The December 22 letter was, as far as the court can tell, the parties' agreement as to certain key terms and an agreement that they would negotiate in good faith to finalize the remaining terms of the agreement. Whether or not the defendant did so, once the Seventh Circuit altered the legal landscape, is something this court cannot definitively determine on this record. But the December 22 letter, memorializing an agreement as to the monetary payments necessary to the settle the case, hardly contains all the material elements necessary to the settlement of a class action case, and the parties could not have understood otherwise. A writing was essential, the parties understood it was essential, the December 22 letter explicitly referred to matters that remained to be drafted and the parties' conduct following the December 22 letter demonstrates that they so understood. While the court can understand plaintiff's frustration at having taken defendant at its word and acted accordingly in withdrawing various matters pending in the litigation, the court cannot find on this record that the parties believed on December 22 that they had a binding settlement agreement. The motion to enforce the settlement is accordingly denied.
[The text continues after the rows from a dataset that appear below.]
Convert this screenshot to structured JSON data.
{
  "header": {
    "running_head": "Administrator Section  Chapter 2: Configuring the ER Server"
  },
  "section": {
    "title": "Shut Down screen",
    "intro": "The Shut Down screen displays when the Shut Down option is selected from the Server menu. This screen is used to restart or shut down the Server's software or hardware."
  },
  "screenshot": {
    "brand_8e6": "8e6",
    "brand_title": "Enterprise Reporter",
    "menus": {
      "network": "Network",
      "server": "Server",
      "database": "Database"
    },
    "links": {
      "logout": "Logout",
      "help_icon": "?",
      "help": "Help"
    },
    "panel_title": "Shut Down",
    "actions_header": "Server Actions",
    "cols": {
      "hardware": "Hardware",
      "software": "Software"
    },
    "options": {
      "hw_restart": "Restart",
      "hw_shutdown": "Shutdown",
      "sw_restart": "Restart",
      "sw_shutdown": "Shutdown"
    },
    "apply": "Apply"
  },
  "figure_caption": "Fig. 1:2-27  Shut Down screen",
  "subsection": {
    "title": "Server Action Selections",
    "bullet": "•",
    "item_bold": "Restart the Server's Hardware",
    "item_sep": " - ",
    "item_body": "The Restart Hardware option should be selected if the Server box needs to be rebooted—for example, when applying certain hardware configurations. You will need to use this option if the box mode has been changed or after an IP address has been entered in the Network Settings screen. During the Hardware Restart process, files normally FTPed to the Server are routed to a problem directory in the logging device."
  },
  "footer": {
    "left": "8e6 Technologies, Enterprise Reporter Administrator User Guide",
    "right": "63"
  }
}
Because of the complexity of a class action settlement, cases like Lampe v. O'Toole, 685 N.E.2d 423 (Ill.App. 1997), dealing with a straightforward offer to pay money in return for dismissal of a case, and Higbee v. Sentry Insurance Co., 1999 WL 1212433 (N.D.Ill. Dec. 16, 1999), where the parties orally agreed to all material terms and had only to reduce the agreement to writing and work out the precise manner of effectuating an agreed-upon nondisclosure/nondisparagement provision, are not analogous to the case at bar.
To this point, the court has been able to rely, as the parties appear to rely, on their various letters to determine whether or not an agreement was reached. The court notes, however, that in his letter of March 27, plaintiff's counsel wrote that the parties had reached an agreement with respect to the outstanding matters such as other claims. Defendant then sent back a counteroffer. The court cannot tell from the parties' correspondence whether or not plaintiff can make the case that between December 22 and March 27 an enforceable oral agreement was reached, If plaintiff believes she can make such a case, the court will schedule a hearing.
The motion to enforce the settlement, subject to the possibility of a hearing to determine if a settlement was reached after December 22, is denied. Plaintiff's opposition to the motion to dismiss is based only on the existence of a settlement, and that motion, unless plaintiff can demonstrate that a settlement was reached between December 22 and March 27, will be granted.